Aşağıdaki fotoğraflarda görülen dev rock grubu U2’nun solisti ve
dolayısıyla kanaat önderi Bono (nam-ı asıl Paul David Hewson),
kimlerle ne işler tutmuştur kimbilir koskoca geçmişinde. Bir ömre
hem George W. Bush, hem R. Tayyip Erdoğan, hem de gündemdeki
“kahraman” Vladimir V. Putin ile fotoğraf sığdırabilmek her
babayiğidin harcı değildir. Ama çok güzel şarkı yazıp söyleyebilen,
öndeki adamların harcı olabiliyor. Zira, can yoldaşı grup
arkadaşlarıyla birlikte sahnedeyken ‘Sunday Bloody Sunday’in önce
davulunun, sonra meşhur gitar akorlarının girmesiyle karşısındaki
on binlerin çığlık çığlığa her şeyi unutacağını, her şeyin üzerinin
çizileceğini, hiçbir şeyin önemi kalmayacağını adı gibi bildiğinden
her türlü hokkabazlığı yapabilecek bir alanı vardır. Bu hep de
böyledir ve ne kadar tanıdıktır aslında; sol eğilimli ve sol
güdümlü meselelerin peşinde gibi görünüp sağdan sağdan güce ve
paraya yanlamak. Bu bakımdan epey kurt bir siyasetçidir bu
İrlandalı özgürlük savaşçısı şarkıcı, barış neferi sanatçı. Ne de
olsa, ‘With or Without You’ (Senle veya Sensiz’) oradadır o, ve
olmaya devam edecektir.
Çok yetenekli, çok cesur, çok yaratıcı, çok zeki, çok çevik, çok
girişken bir toplum olduğumuzu düşünüyorum. El attığı her konuda
dünyadaki her millete taş çıkartacak kadar değerimiz, varlığımız ve
kabiliyetimiz var. Önünde kimselerin duramayacağı, inanılmaz bir
potansiyele sahip bir gençlik geliyor. Ama üç çok temel özellikten
fazlaca yoksun olduğumuzu düşünüyorum: dürüstlük, ahlak ve özgüven.

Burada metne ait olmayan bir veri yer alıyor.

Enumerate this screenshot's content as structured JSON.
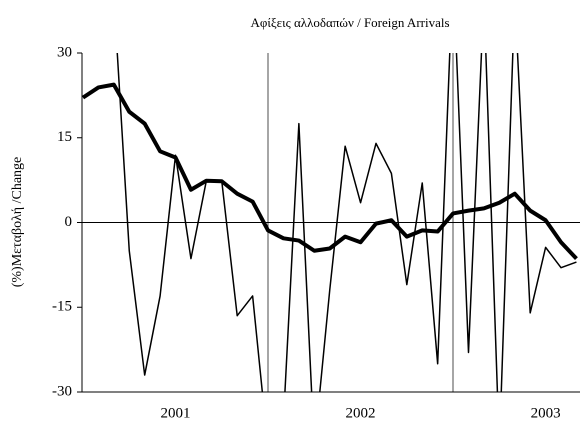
{
  "chart_data": {
    "type": "line",
    "title": "Αφίξεις αλλοδαπών  / Foreign Arrivals",
    "y_label": "(%)Μεταβολή /Change",
    "categories": [
      null,
      null,
      null,
      null,
      null,
      null,
      "2001",
      null,
      null,
      null,
      null,
      null,
      null,
      null,
      null,
      null,
      null,
      null,
      "2002",
      null,
      null,
      null,
      null,
      null,
      null,
      null,
      null,
      null,
      null,
      null,
      "2003",
      null,
      null
    ],
    "series": [
      {
        "color": "#000000",
        "width": 1.5,
        "values": [
          null,
          null,
          40,
          -5,
          -27,
          -13,
          11.9,
          -6.4,
          7.4,
          7.3,
          -16.5,
          -13,
          -40,
          -35,
          17.5,
          -40,
          -12,
          13.5,
          3.5,
          14,
          8.7,
          -11,
          7,
          -25,
          45,
          -23,
          40,
          -40,
          40,
          -16,
          -4.4,
          -8,
          -7
        ]
      },
      {
        "color": "#000000",
        "width": 4,
        "values": [
          22.1,
          23.9,
          24.4,
          19.6,
          17.5,
          12.6,
          11.5,
          5.8,
          7.4,
          7.3,
          5.1,
          3.7,
          -1.4,
          -2.8,
          -3.2,
          -5,
          -4.6,
          -2.5,
          -3.5,
          -0.2,
          0.4,
          -2.5,
          -1.4,
          -1.6,
          1.6,
          2.1,
          2.5,
          3.5,
          5.1,
          2.1,
          0.4,
          -3.5,
          -6.4
        ]
      }
    ],
    "ylim": [
      -30,
      30
    ],
    "yticks": [
      -30,
      -15,
      0,
      15,
      30
    ]
  }
}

Önce; her şeyin hırsızı olabiliyoruz. Her şey satılık ve her şey
çalmalık. Alamıyorsan çalacaksın, nasıl olsa bakan eden yok.
İntihal gırla. Ama bize has olanı çok enteresan. Çaldığın fikre ve
zikre bir de küfrediyorsun. Garip bir tersten Stockholm sendromu
hali. Kalabalıkta saydırıyorsun bir güzel, tenhada fıkır fıkır
ayıklayıp sessizce cebine koyarak malı, kaçıyorsun. Yakalanırsan da
yavuz hırsız sensin zaten, bastıracak mekanizma da yok, yürü ya
kulum! Ahlak dediğin kime göre zaten? Ahlak sana göre, ona göre, o
da ne?!
Bir zamanlar yakınlarında bulunduğum bir şarlatanın özlü sözünde
olduğu gibi: “Yapıştır geç! Diyelim yapıştırdık, geçtik, bir
sonraki bölümdeyiz, orada neler oluyor peki? Özgüvensiz toplumun
özgüvensiz bireyleri kendi varoluşlarının akislerini, tanıdık
tanımadık başkalarıyla kurulan ilişki(sizlik)ler,
iletişim(sizlik)ler ve çelişkiler üzerinden yaşıyorlar. Kendi
fikirlerinden ve duygularından o kadar şüpheli, o kadar emniyetsiz,
o kadar diken üstündeler ki, a(ki)lgoritmaların onaylamalarına
muhtaç halde dilek ve temennilerini sunarak fikir teyitleri peşinde
koşuyorlar. Kazara bir ünlüden teyit gelirse de görev tamamlanıyor.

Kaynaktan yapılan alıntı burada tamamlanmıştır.